U.S. court removes fear of an Argentine default, for now
NEW YORK (Reuters) - Argentina won a reprieve against having to pay $1.33 billion next month to "holdout" investors who rejected a restructuring of its defaulted debt and have waged a long legal battle to get paid in full.
A U.S. appeals court granted an emergency stay order on Wednesday that gives Argentina more time to fight a debt ruling favoring the holdout creditors, and eases investor fears of a new default as early as next month.
Last week, U.S. District Judge Thomas Griesa ordered Argentina to deposit the $1.33 billion payment by December 15 for investors who rejected two restructurings of bonds left over from its massive 2002 default.
The South American country swiftly appealed, but fears rose of a technical default on payments to bondholders who agreed to take a steep haircut in two debt exchanges in 2005 and 2010.
However, the 2nd U.S. Circuit Court of Appeals put off any decision until well into 2013 on whether or not Argentina will have to pay investors who did not participate in those restructurings, which paid less than 30 cents on the dollar.
Both Argentina and bondholders who took part in the exchanges filed appeals to the 2nd Circuit against Griesa's order.

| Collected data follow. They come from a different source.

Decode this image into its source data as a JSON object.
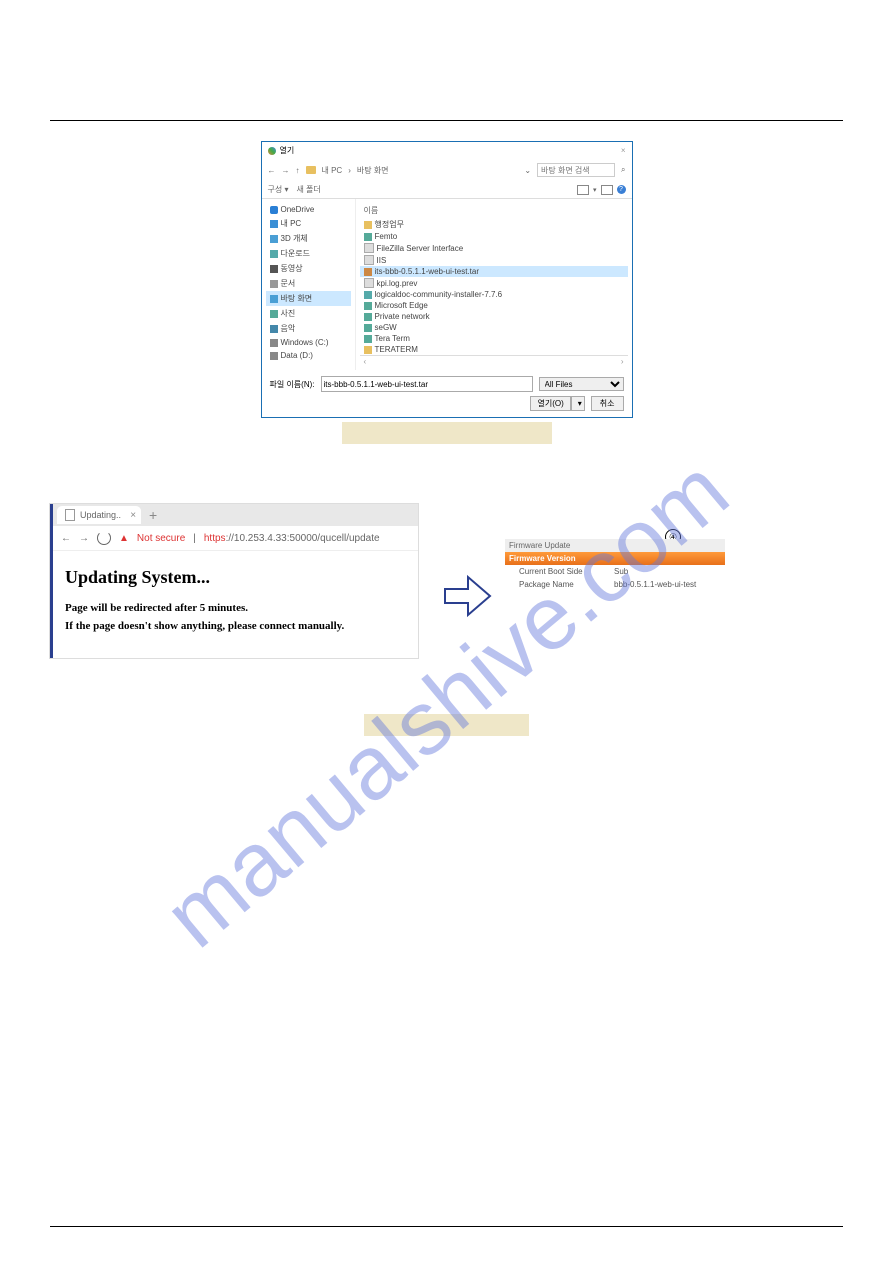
{
  "watermark": "manualshive.com",
  "file_dialog": {
    "title": "열기",
    "close": "×",
    "nav": {
      "back": "←",
      "forward": "→",
      "up": "↑",
      "path1": "내 PC",
      "sep": "›",
      "path2": "바탕 화면",
      "search_placeholder": "바탕 화면 검색",
      "search_icon": "⌕"
    },
    "toolbar": {
      "organize": "구성 ▾",
      "new_folder": "새 폴더",
      "help": "?"
    },
    "sidebar": [
      {
        "icon": "onedrive",
        "label": "OneDrive"
      },
      {
        "icon": "pc",
        "label": "내 PC"
      },
      {
        "icon": "box3d",
        "label": "3D 개체"
      },
      {
        "icon": "download",
        "label": "다운로드"
      },
      {
        "icon": "video",
        "label": "동영상"
      },
      {
        "icon": "doc",
        "label": "문서"
      },
      {
        "icon": "desktop",
        "label": "바탕 화면",
        "active": true
      },
      {
        "icon": "pic",
        "label": "사진"
      },
      {
        "icon": "music",
        "label": "음악"
      },
      {
        "icon": "drive-c",
        "label": "Windows (C:)"
      },
      {
        "icon": "drive-d",
        "label": "Data (D:)"
      }
    ],
    "list_header": "이름",
    "list": [
      {
        "icon": "folder",
        "label": "행정업무"
      },
      {
        "icon": "shortcut",
        "label": "Femto"
      },
      {
        "icon": "file",
        "label": "FileZilla Server Interface"
      },
      {
        "icon": "file",
        "label": "IIS"
      },
      {
        "icon": "tar",
        "label": "its-bbb-0.5.1.1-web-ui-test.tar",
        "selected": true
      },
      {
        "icon": "file",
        "label": "kpi.log.prev"
      },
      {
        "icon": "exe",
        "label": "logicaldoc-community-installer-7.7.6"
      },
      {
        "icon": "shortcut",
        "label": "Microsoft Edge"
      },
      {
        "icon": "shortcut",
        "label": "Private network"
      },
      {
        "icon": "shortcut",
        "label": "seGW"
      },
      {
        "icon": "shortcut",
        "label": "Tera Term"
      },
      {
        "icon": "folder",
        "label": "TERATERM"
      }
    ],
    "footer": {
      "name_label": "파일 이름(N):",
      "name_value": "its-bbb-0.5.1.1-web-ui-test.tar",
      "filter": "All Files",
      "open": "열기(O)",
      "cancel": "취소"
    }
  },
  "browser": {
    "tab_title": "Updating..",
    "tab_close": "×",
    "new_tab": "+",
    "nav": {
      "back": "←",
      "forward": "→"
    },
    "warn": "▲",
    "not_secure": "Not secure",
    "url_https": "https",
    "url_rest": "://10.253.4.33:50000/qucell/update",
    "h2": "Updating System...",
    "p1": "Page will be redirected after 5 minutes.",
    "p2": "If the page doesn't show anything, please connect manually."
  },
  "firmware": {
    "section": "Firmware Update",
    "header": "Firmware Version",
    "row1_label": "Current Boot Side",
    "row1_val": "Sub",
    "row2_label": "Package Name",
    "row2_val": "bbb-0.5.1.1-web-ui-test",
    "marker": "④"
  }
}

The appeals court will hear oral arguments on February 27. Its decision on Wednesday effectively halts the order by Griesa that could have led to a technical default on approximately $24 billion worth of debt.
"The threat of default has been removed for now," said Ignacio Labaqui, who analyzes Argentina for emerging markets consultancy Medley Global Advisors.
"This is really good news for Argentina and exchange bond holders," he added. "The ruling came faster than expected, which sends the message that Griesa's decision may have been too harsh, from the point of view of the appeals court."
Lead holdout investors Elliott Management Corp and Aurelius Capital Management both declined to comment on the 2nd Circuit's decision.
There was no immediate reaction from the Argentine government. Lawyers for the holders of Argentina's exchanged bonds welcomed the 2nd Circuit's order.
"The stay ensures that the exchange bondholders will receive their rightful payments through December, and until the Court can carefully consider the significant issues and interests that are involved before rendering its final ruling," said the statement from law firm Boies Schiller & Flexner LLP.